We know that most within the post-Covid generation already have the right position on the resistance; if any of them have gravitated towards a reformist leader, it’s because this leader is the only one that’s been presented to them who somewhat aligns with what they want. To isolate ourselves from these parts of the masses would be movement suicide; we must build a coalition with all who are advanced on anti-colonialism and anti-imperialism.
This is a key part of how we translate Gen Z’s radicalization into a political force that can sustain itself: do what Lenin did, and offer an alliance to those within the reformist camp who may switch to an outright revolutionary politics. It’s what the American Communist Party’s chairman Haz Al-Din did when he extended such an offer to the anti-imperialists inside the Democrat entryist orgs:
I'm speaking on behalf of ACP when I say that we don't have a problem working with and uniting practically with PSL, FRSO, hell, even anti-imperialists who are in the DSA…Wouldn't it be more constructive to work together at least on our major principled points of agreement rather than cancel and ostracize one and another over our disagreements? I saw someone say one of the reasons they like DSA is that it overcomes sectarianism by allowing different factions. I think it would be nice of ACP, PSL, FRSO and some others came together on the basis of a shared framework of principled coordination. We don't need to merge our organization's or parties but why shouldn't we keep open a space for working together? There's very few people in the USA who defend AES and maintain principled opposition to the Democratic Party. Why the bitter enmity? If we don't cooperate and join forces at some level, all we're doing is empowering the Right.
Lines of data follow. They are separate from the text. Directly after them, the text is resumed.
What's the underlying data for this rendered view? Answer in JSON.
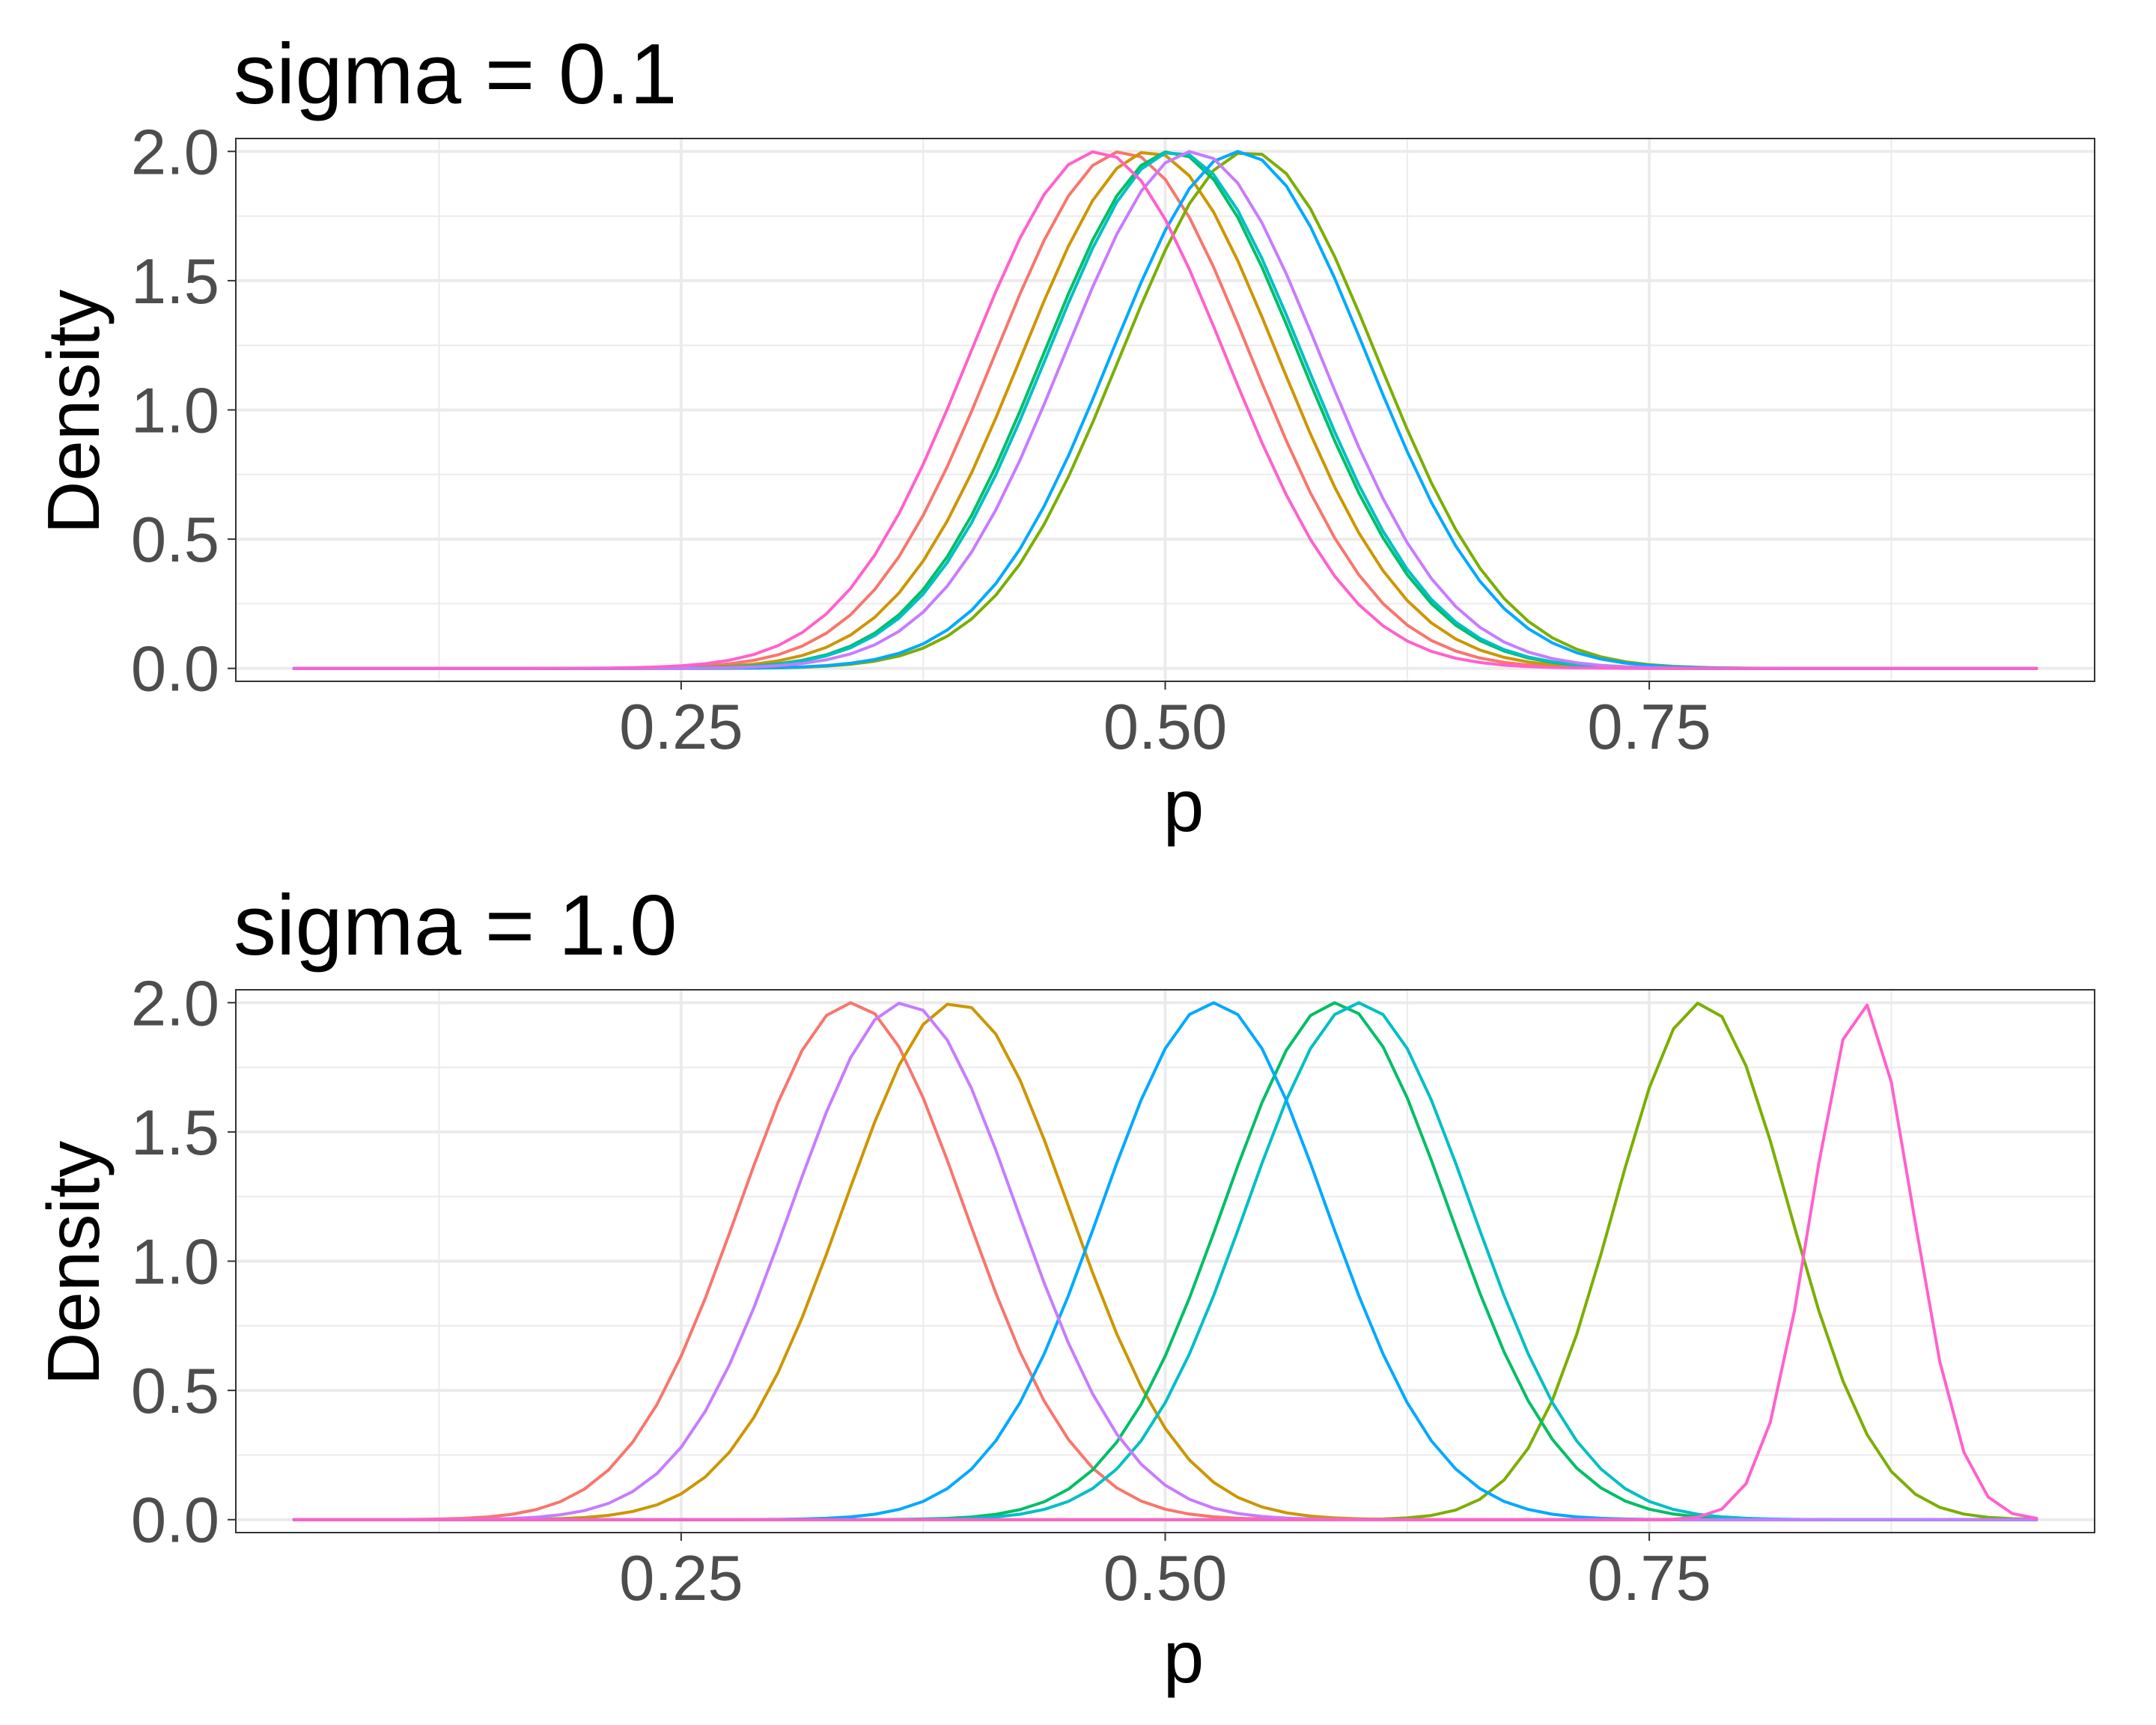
{
  "chart_data": [
    {
      "type": "line",
      "title": "sigma = 0.1",
      "xlabel": "p",
      "ylabel": "Density",
      "xlim": [
        0.02,
        0.98
      ],
      "ylim": [
        -0.05,
        2.05
      ],
      "x_ticks": [
        {
          "value": 0.25,
          "label": "0.25"
        },
        {
          "value": 0.5,
          "label": "0.50"
        },
        {
          "value": 0.75,
          "label": "0.75"
        }
      ],
      "y_ticks": [
        {
          "value": 0.0,
          "label": "0.0"
        },
        {
          "value": 0.5,
          "label": "0.5"
        },
        {
          "value": 1.0,
          "label": "1.0"
        },
        {
          "value": 1.5,
          "label": "1.5"
        },
        {
          "value": 2.0,
          "label": "2.0"
        }
      ],
      "x_minor": [
        0.125,
        0.375,
        0.625,
        0.875
      ],
      "y_minor": [
        0.25,
        0.75,
        1.25,
        1.75
      ],
      "grid": true,
      "legend": "none",
      "curve": {
        "x_start": 0.05,
        "x_end": 0.95,
        "n_points": 73,
        "peak": 2.0
      },
      "series": [
        {
          "color": "#F8766D",
          "peak_p": 0.478,
          "sd": 0.066
        },
        {
          "color": "#CD9600",
          "peak_p": 0.492,
          "sd": 0.066
        },
        {
          "color": "#7CAE00",
          "peak_p": 0.543,
          "sd": 0.066
        },
        {
          "color": "#00BE67",
          "peak_p": 0.503,
          "sd": 0.066
        },
        {
          "color": "#00BFC4",
          "peak_p": 0.505,
          "sd": 0.066
        },
        {
          "color": "#00A9FF",
          "peak_p": 0.538,
          "sd": 0.066
        },
        {
          "color": "#C77CFF",
          "peak_p": 0.514,
          "sd": 0.066
        },
        {
          "color": "#FF61CC",
          "peak_p": 0.465,
          "sd": 0.066
        }
      ]
    },
    {
      "type": "line",
      "title": "sigma = 1.0",
      "xlabel": "p",
      "ylabel": "Density",
      "xlim": [
        0.02,
        0.98
      ],
      "ylim": [
        -0.05,
        2.05
      ],
      "x_ticks": [
        {
          "value": 0.25,
          "label": "0.25"
        },
        {
          "value": 0.5,
          "label": "0.50"
        },
        {
          "value": 0.75,
          "label": "0.75"
        }
      ],
      "y_ticks": [
        {
          "value": 0.0,
          "label": "0.0"
        },
        {
          "value": 0.5,
          "label": "0.5"
        },
        {
          "value": 1.0,
          "label": "1.0"
        },
        {
          "value": 1.5,
          "label": "1.5"
        },
        {
          "value": 2.0,
          "label": "2.0"
        }
      ],
      "x_minor": [
        0.125,
        0.375,
        0.625,
        0.875
      ],
      "y_minor": [
        0.25,
        0.75,
        1.25,
        1.75
      ],
      "grid": true,
      "legend": "none",
      "curve": {
        "x_start": 0.05,
        "x_end": 0.95,
        "n_points": 73,
        "peak": 2.0
      },
      "series": [
        {
          "color": "#F8766D",
          "peak_p": 0.338,
          "sd": 0.058
        },
        {
          "color": "#CD9600",
          "peak_p": 0.392,
          "sd": 0.058
        },
        {
          "color": "#7CAE00",
          "peak_p": 0.777,
          "sd": 0.045
        },
        {
          "color": "#00BE67",
          "peak_p": 0.588,
          "sd": 0.058
        },
        {
          "color": "#00BFC4",
          "peak_p": 0.6,
          "sd": 0.058
        },
        {
          "color": "#00A9FF",
          "peak_p": 0.525,
          "sd": 0.058
        },
        {
          "color": "#C77CFF",
          "peak_p": 0.365,
          "sd": 0.058
        },
        {
          "color": "#FF61CC",
          "peak_p": 0.86,
          "sd": 0.026
        }
      ]
    }
  ]
}
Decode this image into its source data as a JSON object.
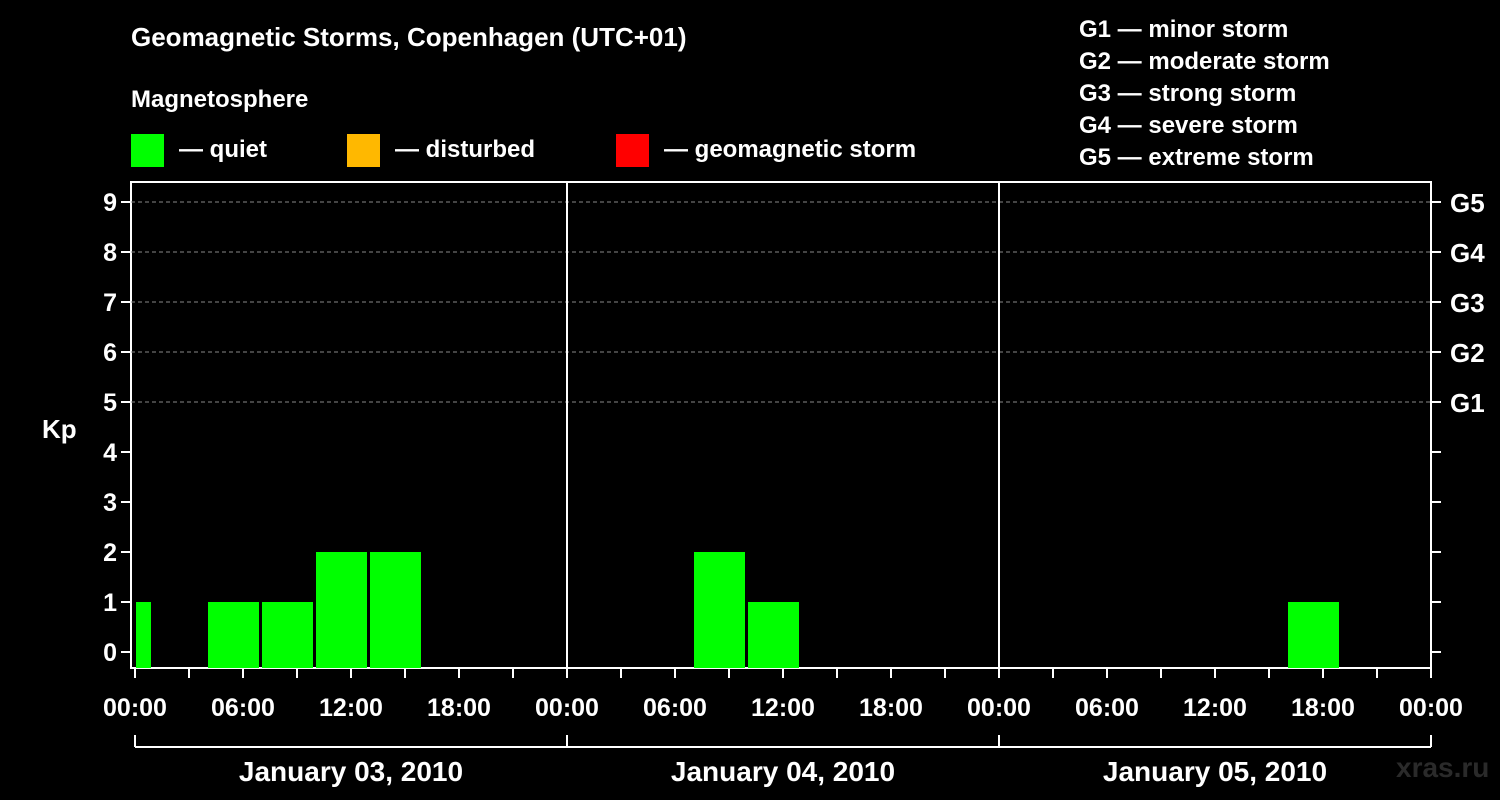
{
  "legend": {
    "magnetosphere_label": "Magnetosphere",
    "items": [
      {
        "color": "#00ff00",
        "label": "— quiet"
      },
      {
        "color": "#ffb800",
        "label": "— disturbed"
      },
      {
        "color": "#ff0000",
        "label": "— geomagnetic storm"
      }
    ]
  },
  "storm_scale": [
    "G1 — minor storm",
    "G2 — moderate storm",
    "G3 — strong storm",
    "G4 — severe storm",
    "G5 — extreme storm"
  ],
  "watermark": "xras.ru",
  "chart_data": {
    "type": "bar",
    "title": "Geomagnetic Storms, Copenhagen (UTC+01)",
    "ylabel": "Kp",
    "xlabel": "",
    "ylim": [
      0,
      9
    ],
    "y_ticks": [
      "0",
      "1",
      "2",
      "3",
      "4",
      "5",
      "6",
      "7",
      "8",
      "9"
    ],
    "right_axis_labels": [
      {
        "kp": 5,
        "label": "G1"
      },
      {
        "kp": 6,
        "label": "G2"
      },
      {
        "kp": 7,
        "label": "G3"
      },
      {
        "kp": 8,
        "label": "G4"
      },
      {
        "kp": 9,
        "label": "G5"
      }
    ],
    "x_range_hours": [
      0,
      72
    ],
    "x_tick_labels": [
      "00:00",
      "06:00",
      "12:00",
      "18:00",
      "00:00",
      "06:00",
      "12:00",
      "18:00",
      "00:00",
      "06:00",
      "12:00",
      "18:00",
      "00:00"
    ],
    "days": [
      "January 03, 2010",
      "January 04, 2010",
      "January 05, 2010"
    ],
    "grid": true,
    "bars": [
      {
        "start_hour": 0,
        "end_hour": 1,
        "kp": 1,
        "status": "quiet"
      },
      {
        "start_hour": 4,
        "end_hour": 7,
        "kp": 1,
        "status": "quiet"
      },
      {
        "start_hour": 7,
        "end_hour": 10,
        "kp": 1,
        "status": "quiet"
      },
      {
        "start_hour": 10,
        "end_hour": 13,
        "kp": 2,
        "status": "quiet"
      },
      {
        "start_hour": 13,
        "end_hour": 16,
        "kp": 2,
        "status": "quiet"
      },
      {
        "start_hour": 31,
        "end_hour": 34,
        "kp": 2,
        "status": "quiet"
      },
      {
        "start_hour": 34,
        "end_hour": 37,
        "kp": 1,
        "status": "quiet"
      },
      {
        "start_hour": 64,
        "end_hour": 67,
        "kp": 1,
        "status": "quiet"
      }
    ]
  }
}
When Lenin made his offer of unity to the reformists, he did so with the awareness that this offer was likely to be rejected, or that the reformists would betray the revolutionaries when the time came. This didn’t matter though, because the purpose of the offer was to show the masses that the revolutionaries were the ones who could be trusted. At this stage American communists, and the others who share their level of consciousness Palestine, are not in a position to execute this strategy in the same way Lenin did; it wouldn’t really mean anything for us to offer Mamdani a partnership, because we aren’t yet on an equal footing with someone like him. The ones who we can meaningfully reach out to in this way, though, are the other organizers and regular org members who’ve joined groups that don’t necessarily represent their own politics.
Reaching out to them will expand our presence in the best way that we can for now; while exposing the sectarian motives of the opportunists who seek to keep these ranks separated from us. The next step—and the one we need to be carrying out in tandem with that one—is to build dual power, creating organizations that can sustain a presence within their communities. This is how we give representation to the masses who are most advanced on Palestine, and thereby deal a blow against the empire.